I flashed the Jetson Orin Nano device using jetson_linux_r36.2.0_aarch64.tbz2 and tegra_linux_sample-root-filesystem_r36.2.0_aarch64.tbz2.
This is the python code that builds the inference detector:
person_detector = make_elm_or_print_err("nvinfer", "person-detector-engine", "Person Detector")
person_detector.set_property("config-file-path", "../model_configs/person_detection/person_detection.txt")
person_detector.set_property("unique-id", inference_common.PERSON_DETECTOR_UID)
person_detector.set_property("model-engine-file", f"../models/person_detection/person_detection_{PROCESSOR_TYPE}_fp16.engine")
This is the contents of config file that it loads:
[property]
# The following is generated by the transfer learning toolkit (TAO) and should be replaced after updating the model
net-scale-factor=0.00392156862745098
offsets=0.0;0.0;0.0
infer-dims=3;544;960
tlt-model-key=********
network-type=0
num-detected-classes=1
model-color-format=0
maintain-aspect-ratio=0
output-tensor-meta=0
# Device ID of GPU to use for pre-processing/inference (dGPU only)
gpu-id=0
# Pixel normalization factor (ignored if input-tensor-meta enabled)
# Really unclear of how this should be set, but this works.
#net-scale-factor=<this is set by TAO - see above>
# Pathname of the serialized model engine file
# In our application, this is set in code to get the proper processor type
# model-engine-file=../../models/person_detection/person_detection_xaviernx_fp16.engine
# Pathname of a text file containing the labels for the model
labelfile-path=../../models/person_detection/labels.txt
# Pathname of the TAO toolkit encoded model.
tlt-encoded-model=../../models/person_detection/person_detection.onnx
# Key for the TAO toolkit encoded model.
#tlt-model-key=<this is configured by TAO - see above>
# Pathname of the INT8 calibration file for dynamic range adjustment with an FP32 model.
#int8-calib-file=../../../../samples/models/Primary_Detector/cal_trt.bin
# When a network supports both implicit batch dimension and full dimension, force the implicit batch dimension mode.

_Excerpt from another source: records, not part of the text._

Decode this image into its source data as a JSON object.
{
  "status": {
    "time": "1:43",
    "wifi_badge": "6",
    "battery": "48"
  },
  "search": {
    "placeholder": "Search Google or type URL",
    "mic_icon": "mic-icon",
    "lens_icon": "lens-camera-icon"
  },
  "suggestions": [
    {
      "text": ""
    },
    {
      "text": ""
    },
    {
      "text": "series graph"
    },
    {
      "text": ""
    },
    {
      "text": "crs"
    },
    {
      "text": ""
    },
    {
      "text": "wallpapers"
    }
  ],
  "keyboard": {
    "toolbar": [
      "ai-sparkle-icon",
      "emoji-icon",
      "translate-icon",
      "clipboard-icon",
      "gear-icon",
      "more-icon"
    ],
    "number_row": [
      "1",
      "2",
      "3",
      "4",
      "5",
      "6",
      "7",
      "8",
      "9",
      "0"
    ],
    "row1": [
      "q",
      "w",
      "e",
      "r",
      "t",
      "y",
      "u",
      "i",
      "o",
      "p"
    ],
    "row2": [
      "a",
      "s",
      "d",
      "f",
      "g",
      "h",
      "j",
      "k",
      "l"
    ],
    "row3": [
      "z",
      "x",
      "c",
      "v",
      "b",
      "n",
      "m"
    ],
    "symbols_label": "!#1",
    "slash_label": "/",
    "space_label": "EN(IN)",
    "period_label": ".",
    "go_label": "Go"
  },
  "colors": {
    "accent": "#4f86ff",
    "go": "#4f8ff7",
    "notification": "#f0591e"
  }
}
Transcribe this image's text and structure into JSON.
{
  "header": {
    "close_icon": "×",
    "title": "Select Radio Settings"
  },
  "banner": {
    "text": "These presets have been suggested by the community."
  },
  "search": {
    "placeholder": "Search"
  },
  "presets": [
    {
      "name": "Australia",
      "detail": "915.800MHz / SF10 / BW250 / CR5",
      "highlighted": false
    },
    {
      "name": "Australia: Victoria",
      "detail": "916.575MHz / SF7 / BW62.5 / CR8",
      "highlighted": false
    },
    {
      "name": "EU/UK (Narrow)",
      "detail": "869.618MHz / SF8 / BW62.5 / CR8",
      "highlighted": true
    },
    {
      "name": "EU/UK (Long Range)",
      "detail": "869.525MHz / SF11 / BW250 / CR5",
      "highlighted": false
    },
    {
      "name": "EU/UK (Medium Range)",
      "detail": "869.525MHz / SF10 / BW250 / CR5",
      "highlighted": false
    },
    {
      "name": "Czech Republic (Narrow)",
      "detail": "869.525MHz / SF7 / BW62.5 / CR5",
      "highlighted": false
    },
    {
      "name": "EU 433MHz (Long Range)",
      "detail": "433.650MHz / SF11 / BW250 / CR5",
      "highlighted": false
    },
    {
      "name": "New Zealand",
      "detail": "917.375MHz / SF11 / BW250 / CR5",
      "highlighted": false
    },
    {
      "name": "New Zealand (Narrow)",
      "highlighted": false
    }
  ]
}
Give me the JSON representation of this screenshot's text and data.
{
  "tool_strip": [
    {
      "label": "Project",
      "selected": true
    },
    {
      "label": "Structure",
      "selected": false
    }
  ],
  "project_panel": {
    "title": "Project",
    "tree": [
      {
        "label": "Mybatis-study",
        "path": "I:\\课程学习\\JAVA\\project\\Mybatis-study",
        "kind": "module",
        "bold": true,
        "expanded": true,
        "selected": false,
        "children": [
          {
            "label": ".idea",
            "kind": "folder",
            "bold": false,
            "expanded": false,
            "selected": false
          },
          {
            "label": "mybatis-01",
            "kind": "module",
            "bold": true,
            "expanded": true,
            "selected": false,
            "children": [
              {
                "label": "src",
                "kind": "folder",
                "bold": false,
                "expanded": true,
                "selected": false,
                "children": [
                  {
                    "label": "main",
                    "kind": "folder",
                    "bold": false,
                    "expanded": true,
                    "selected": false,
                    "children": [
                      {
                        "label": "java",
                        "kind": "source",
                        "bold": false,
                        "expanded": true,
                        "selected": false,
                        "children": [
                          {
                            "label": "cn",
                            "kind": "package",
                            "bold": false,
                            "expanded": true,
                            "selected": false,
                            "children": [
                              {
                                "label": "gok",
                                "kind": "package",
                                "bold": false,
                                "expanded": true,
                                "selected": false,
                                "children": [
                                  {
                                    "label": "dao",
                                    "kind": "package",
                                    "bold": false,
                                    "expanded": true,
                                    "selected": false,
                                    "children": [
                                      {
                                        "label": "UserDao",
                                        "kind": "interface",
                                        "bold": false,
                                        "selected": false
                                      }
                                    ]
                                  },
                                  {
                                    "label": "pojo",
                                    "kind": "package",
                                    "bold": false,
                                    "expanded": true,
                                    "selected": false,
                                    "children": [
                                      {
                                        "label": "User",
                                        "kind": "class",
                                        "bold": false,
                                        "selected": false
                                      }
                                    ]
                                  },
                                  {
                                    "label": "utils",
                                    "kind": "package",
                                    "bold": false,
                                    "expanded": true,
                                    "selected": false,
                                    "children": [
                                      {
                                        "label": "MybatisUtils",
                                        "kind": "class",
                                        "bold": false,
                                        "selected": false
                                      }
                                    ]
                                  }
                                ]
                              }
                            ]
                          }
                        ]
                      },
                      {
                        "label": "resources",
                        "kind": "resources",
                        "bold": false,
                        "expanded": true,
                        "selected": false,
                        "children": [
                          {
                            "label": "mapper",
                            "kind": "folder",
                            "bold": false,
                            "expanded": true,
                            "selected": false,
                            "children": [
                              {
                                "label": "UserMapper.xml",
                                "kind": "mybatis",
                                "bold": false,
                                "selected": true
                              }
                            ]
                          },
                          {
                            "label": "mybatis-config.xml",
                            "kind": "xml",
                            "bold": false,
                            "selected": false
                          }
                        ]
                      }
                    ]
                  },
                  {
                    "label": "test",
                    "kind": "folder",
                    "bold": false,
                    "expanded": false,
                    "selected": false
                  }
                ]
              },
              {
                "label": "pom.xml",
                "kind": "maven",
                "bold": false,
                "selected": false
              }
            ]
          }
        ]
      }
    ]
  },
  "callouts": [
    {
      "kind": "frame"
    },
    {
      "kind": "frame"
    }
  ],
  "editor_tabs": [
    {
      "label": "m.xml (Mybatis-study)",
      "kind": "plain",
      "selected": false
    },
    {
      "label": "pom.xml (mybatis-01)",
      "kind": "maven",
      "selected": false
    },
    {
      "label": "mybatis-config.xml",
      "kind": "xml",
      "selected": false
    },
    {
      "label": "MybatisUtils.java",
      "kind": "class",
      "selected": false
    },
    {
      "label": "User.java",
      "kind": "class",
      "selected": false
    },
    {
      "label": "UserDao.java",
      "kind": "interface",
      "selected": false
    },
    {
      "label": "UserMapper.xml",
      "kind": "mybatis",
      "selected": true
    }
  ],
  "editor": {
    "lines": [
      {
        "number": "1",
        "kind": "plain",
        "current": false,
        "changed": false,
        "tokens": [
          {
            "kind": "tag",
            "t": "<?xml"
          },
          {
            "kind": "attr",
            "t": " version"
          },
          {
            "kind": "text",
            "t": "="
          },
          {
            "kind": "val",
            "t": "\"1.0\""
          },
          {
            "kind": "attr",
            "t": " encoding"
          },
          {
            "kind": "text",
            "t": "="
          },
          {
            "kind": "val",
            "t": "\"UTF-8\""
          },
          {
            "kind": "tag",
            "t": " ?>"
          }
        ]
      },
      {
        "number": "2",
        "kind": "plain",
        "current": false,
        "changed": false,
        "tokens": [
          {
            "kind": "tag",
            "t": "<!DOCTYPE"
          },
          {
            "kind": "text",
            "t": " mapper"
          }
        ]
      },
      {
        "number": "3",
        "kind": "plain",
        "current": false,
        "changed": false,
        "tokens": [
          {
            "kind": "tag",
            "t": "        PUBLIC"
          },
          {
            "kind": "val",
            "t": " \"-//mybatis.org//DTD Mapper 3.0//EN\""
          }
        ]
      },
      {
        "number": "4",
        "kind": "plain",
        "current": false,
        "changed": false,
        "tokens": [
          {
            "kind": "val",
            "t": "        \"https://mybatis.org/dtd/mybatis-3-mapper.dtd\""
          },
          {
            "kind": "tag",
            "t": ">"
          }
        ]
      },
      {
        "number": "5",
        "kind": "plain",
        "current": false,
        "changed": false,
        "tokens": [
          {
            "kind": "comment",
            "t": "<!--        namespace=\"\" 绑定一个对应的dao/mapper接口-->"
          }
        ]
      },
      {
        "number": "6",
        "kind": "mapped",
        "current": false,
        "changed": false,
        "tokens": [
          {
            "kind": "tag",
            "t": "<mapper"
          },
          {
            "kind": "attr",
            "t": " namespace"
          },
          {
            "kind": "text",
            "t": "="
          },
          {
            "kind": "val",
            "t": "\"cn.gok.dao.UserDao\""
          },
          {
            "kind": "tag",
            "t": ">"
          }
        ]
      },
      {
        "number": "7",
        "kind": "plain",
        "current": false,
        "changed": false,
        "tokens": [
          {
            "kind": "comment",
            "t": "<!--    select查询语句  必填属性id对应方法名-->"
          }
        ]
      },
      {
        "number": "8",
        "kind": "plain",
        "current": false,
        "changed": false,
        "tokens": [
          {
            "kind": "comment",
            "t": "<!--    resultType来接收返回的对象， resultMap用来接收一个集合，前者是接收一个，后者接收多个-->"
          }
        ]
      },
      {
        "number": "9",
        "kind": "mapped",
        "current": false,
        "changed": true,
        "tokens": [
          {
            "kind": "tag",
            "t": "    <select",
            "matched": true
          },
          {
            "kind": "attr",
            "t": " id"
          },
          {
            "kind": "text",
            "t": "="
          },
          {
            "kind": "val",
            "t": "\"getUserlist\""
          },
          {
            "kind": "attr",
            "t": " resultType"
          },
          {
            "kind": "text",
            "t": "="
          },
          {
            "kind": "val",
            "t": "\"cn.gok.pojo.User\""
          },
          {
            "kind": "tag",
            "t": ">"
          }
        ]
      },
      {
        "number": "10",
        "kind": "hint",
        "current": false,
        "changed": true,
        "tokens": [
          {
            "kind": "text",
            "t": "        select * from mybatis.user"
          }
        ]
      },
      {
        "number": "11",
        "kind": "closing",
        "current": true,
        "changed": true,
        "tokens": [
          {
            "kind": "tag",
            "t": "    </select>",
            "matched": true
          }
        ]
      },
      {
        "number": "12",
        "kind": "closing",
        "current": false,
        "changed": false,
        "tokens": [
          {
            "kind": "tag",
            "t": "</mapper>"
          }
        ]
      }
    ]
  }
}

force-implicit-batch-dim=1
# Number of frames or objects to be inferred together in a batch.
batch-size=1
# Data format to be used by inference. Integer 0: FP32 1: INT8 2: FP16.
network-mode=2
# Number of classes detected by the network
#num-detected-classes=<this is configured by TAO - see above>
# Specifies the number of consecutive batches to be skipped for inference.
interval=0
# Unique ID to be assigned to the GIE to enable the application and other elements to identify detected bounding boxes and labels.
gie-unique-id=1
# Filter out detected objects belonging to specified class-ids. Semicolon delimited integer array.
# 1;2 are bags and heads
#filter-out-class-ids=1;2
# Array of output layer names. Semicolon delimited string array.
output-blob-names=conv2d_bbox;conv2d_cov/Sigmoid.
#scaling-filter=0
#scaling-compute-hw=0
# Clustering algorithm to use. Refer to the next table for configuring the algorithm specific parameters.
# Integer 0: OpenCV groupRectangles() 1: DBSCAN 2: Non Maximum Suppression 3: DBSCAN + NMS Hybrid 4: No clustering.
cluster-mode=2
# Detection threshold
#threshold=0.01
[class-attrs-all]
# Detection threshold to be applied prior to clustering operation
pre-cluster-threshold=0.01
# Keep only top K objects with highest detection scores. Better definition in DeepStream 6.2 docs: Specify top k detection results to keep after nms, where 0 means keep all.
topk=20
# Maximum IOU score between two proposals after which the proposal with the lower confidence will be rejected.
nms-iou-threshold=0.2
The above work fine on the Jetson Xavier NX and Jetson TX2 NX.